堆積する辞書
1
目が覚める。やはり干した布団は良かった。
昨日は久々に猛ダッシュした疲れと、珍獣が部屋に襲来した心労でぐったりと寝てしまった。しかし今日とて大学があるのでいつまでも寝てはいられない。
暗く狭い部屋を寝たまま見回す。いつも通りの部屋だ。しかし今回に限ってはこれはいつも通りではない。
ジュラがいない?
奴より後に起きたのは失策だったかもしれない。目を離すと何をしでかすか分かったものじゃない。布団から立ち上がると、全身の骨がパキパキと存在主張する。とりあえず棚の琥珀が食べられていないことを確認し、まずカーテンを開ける。朝の陽射しに目がくらむが、果たして、
「む。ハクアか。おはよう」
「なにしてるんだ………?」
ジュラがベランダに大の字になって転がっていた。
「なに、ヨらの一日はこれで始まるのだ。故郷のものとは違うが、存外この星の陽光も良いものだ」
要は日向ぼっこのようだ。猫みたいだな、と思う。飼ったことないから分からないけど。とりあえずベランダにいただけなら咎める必要もない。なら僕は僕で一日を始める準備をしなくては。即ち朝食作りだ。

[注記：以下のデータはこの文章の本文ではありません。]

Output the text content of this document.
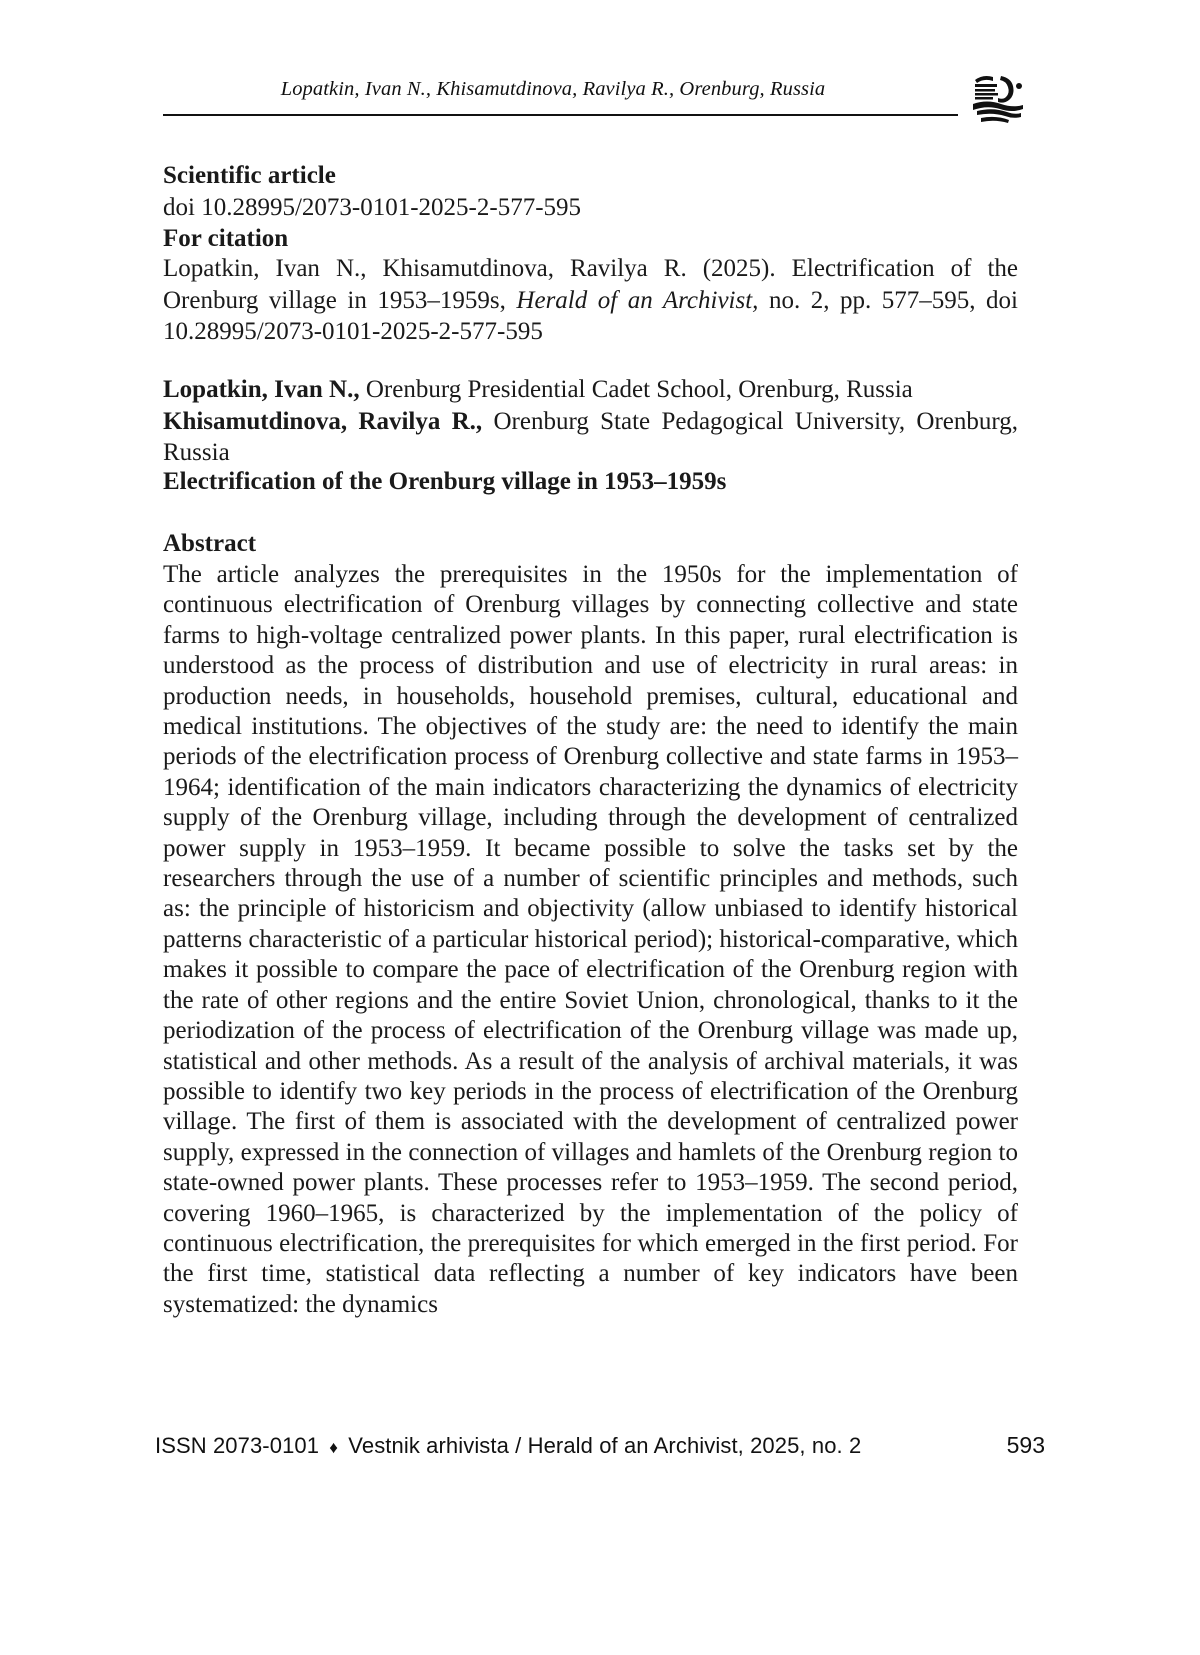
Lopatkin, Ivan N., Khisamutdinova, Ravilya R., Orenburg, Russia
Scientific article
doi 10.28995/2073-0101-2025-2-577-595
For citation
Lopatkin, Ivan N., Khisamutdinova, Ravilya R. (2025). Electrification of the Orenburg village in 1953–1959s, Herald of an Archivist, no. 2, pp. 577–595, doi 10.28995/2073-0101-2025-2-577-595
Lopatkin, Ivan N., Orenburg Presidential Cadet School, Orenburg, Russia
Khisamutdinova, Ravilya R., Orenburg State Pedagogical University, Orenburg, Russia
Electrification of the Orenburg village in 1953–1959s
Abstract
The article analyzes the prerequisites in the 1950s for the implementation of continuous electrification of Orenburg villages by connecting collective and state farms to high-voltage centralized power plants. In this paper, rural electrification is understood as the process of distribution and use of electricity in rural areas: in production needs, in households, household premises, cultural, educational and medical institutions. The objectives of the study are: the need to identify the main periods of the electrification process of Orenburg collective and state farms in 1953–1964; identification of the main indicators characterizing the dynamics of electricity supply of the Orenburg village, including through the development of centralized power supply in 1953–1959. It became possible to solve the tasks set by the researchers through the use of a number of scientific principles and methods, such as: the principle of historicism and objectivity (allow unbiased to identify historical patterns characteristic of a particular historical period); historical-comparative, which makes it possible to compare the pace of electrification of the Orenburg region with the rate of other regions and the entire Soviet Union, chronological, thanks to it the periodization of the process of electrification of the Orenburg village was made up, statistical and other methods. As a result of the analysis of archival materials, it was possible to identify two key periods in the process of electrification of the Orenburg village. The first of them is associated with the development of centralized power supply, expressed in the connection of villages and hamlets of the Orenburg region to state-owned power plants. These processes refer to 1953–1959. The second period, covering 1960–1965, is characterized by the implementation of the policy of continuous electrification, the prerequisites for which emerged in the first period. For the first time, statistical data reflecting a number of key indicators have been systematized: the dynamics
ISSN 2073-0101 ♦ Vestnik arhivista / Herald of an Archivist, 2025, no. 2	593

とりあえず卵でも茹でておこう。一日に一つ以上の卵を食べるのは健康に良い………と、エライ人が言っていた気がする。テレビか何かで。
茹で終わる。調理工程が少なくて非常に良い。殻を剥いていると、ジュラが近寄ってきた。
「なんだ、お前にやる物は無いぞ」
「その食材、剥いた部分は食べないのか?捨てるくらいならヨが食うが」
「卵の殻なんて食うなよ。病気になるぞ」
「だが、これも栄養になりそうだぞ」
ジュラなら卵の殻くらい簡単に食べるだろう。昨日こいつが琥珀を食べようとした際、口内にびっしりと牙が生えているのが見えた。あれなら琥珀すら嚙み砕くだろう。

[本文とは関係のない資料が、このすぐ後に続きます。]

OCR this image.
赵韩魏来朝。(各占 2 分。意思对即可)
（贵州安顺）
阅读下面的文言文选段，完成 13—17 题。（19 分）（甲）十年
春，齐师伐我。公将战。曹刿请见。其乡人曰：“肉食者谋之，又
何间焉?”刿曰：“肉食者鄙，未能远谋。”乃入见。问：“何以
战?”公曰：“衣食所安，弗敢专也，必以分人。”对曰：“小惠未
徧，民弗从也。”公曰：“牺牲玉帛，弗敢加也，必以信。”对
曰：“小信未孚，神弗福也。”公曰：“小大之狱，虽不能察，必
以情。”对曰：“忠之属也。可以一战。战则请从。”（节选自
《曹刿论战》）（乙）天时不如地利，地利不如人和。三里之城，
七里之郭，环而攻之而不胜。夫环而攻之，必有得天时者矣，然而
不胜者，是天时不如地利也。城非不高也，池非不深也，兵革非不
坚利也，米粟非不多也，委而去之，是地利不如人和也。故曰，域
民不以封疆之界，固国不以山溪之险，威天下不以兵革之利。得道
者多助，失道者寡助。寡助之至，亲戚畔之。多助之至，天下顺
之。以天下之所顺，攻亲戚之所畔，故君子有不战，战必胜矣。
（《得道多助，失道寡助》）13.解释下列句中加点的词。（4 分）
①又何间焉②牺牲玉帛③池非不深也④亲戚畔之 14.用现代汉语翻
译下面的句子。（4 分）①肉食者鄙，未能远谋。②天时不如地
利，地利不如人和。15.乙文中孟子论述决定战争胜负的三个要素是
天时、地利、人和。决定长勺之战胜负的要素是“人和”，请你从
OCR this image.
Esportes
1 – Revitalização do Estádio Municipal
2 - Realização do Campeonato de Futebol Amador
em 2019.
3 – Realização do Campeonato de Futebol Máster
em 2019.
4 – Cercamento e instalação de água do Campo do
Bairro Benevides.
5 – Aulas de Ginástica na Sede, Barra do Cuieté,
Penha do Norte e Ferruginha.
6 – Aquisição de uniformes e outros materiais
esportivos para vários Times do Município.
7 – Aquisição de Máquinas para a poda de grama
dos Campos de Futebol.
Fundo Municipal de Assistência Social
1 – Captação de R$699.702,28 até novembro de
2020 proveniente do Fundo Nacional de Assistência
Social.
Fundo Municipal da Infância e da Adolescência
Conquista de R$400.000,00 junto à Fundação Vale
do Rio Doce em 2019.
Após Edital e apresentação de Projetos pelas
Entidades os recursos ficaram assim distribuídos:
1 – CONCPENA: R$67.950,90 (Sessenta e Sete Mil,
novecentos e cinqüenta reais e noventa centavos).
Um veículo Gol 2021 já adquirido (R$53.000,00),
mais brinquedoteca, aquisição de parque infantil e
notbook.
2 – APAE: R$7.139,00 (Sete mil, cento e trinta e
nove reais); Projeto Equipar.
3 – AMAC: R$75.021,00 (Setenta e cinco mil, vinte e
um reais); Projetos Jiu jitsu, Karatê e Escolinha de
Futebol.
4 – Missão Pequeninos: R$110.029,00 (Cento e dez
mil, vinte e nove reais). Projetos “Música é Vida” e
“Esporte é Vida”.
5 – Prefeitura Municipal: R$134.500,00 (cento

結局殻は与えなかった。何か変な病気にでもなられたら面倒だ。
「じゃあ僕は大学に行くわけだが」
「勉学だな。殊勝なことである」
ジュラはまた窓際の日向のところに座っている。よほど太陽光が好きらしい。
正直、こいつを家に一人にさせたくない。宇宙人なわけだし、何かとんでもないことをしでかしそうな気がする。見張っていたいが、しかし大学を休むわけにもいかない。どうしたものか………。常識的に行動しろと命令したいが、昨日飛来したばかりの宇宙人が日本の常識を理解できるとは思えない。

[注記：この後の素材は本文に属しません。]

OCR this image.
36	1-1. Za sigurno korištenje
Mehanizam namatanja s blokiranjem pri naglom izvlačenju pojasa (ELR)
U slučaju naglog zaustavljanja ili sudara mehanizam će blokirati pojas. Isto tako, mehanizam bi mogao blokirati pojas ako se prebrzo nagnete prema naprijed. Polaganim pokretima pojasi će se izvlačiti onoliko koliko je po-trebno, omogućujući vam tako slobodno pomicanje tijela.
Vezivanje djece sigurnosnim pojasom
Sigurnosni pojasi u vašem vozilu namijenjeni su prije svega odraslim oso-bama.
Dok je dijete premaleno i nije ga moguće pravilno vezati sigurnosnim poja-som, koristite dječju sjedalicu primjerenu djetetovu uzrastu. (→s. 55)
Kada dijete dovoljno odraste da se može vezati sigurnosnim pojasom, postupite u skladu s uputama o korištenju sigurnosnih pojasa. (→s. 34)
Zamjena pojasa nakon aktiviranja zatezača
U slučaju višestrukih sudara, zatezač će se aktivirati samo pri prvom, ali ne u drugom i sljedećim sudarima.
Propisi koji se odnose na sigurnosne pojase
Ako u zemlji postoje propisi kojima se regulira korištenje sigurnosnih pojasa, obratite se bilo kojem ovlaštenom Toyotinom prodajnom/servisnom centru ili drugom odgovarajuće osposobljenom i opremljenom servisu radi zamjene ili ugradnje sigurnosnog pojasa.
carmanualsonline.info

「ジュラ、お前は今日一日どうするつもりだ。視察とやらか?」
視察に来たことが嘘なのは分かっているが、一応問うてみる。
「うむ、そうさな………。周囲一帯を調べる必要があるからな。この部屋にとどまっているわけにもゆかぬ」
「外に出るわけだな。ならこれだけは言っておく」
「なんだ?」
ジュラが不思議そうな顔をする。
「出入りは静かにこっそりとしろ………大家さんには絶対に見つかりたくないからな。あと、隣人にバレて通報されたくもない」
「世知辛いのだな………」
当然だ。大家さんも隣人も、宇宙人を匿ってる奴の近くにはいたくないだろう。二人(一人と一匹?)で住んでいることがバレて家賃二倍とかになったら目も当てられない。
リュックを背負い玄関からでる———前に、
「部屋を汚すなよ。だが、本棚にある本やら漫画やらは読んでても良いぞ」
さすがに丸一日放っておくのはいくら宇宙人でも酷に感じたので、それくらいは許すことにした。ほとんどラストの良心だ。
「感謝するぞ」
「琥珀は食うなよ」
「えー」
狙ってたのかよ。やはり油断ならない奴だ。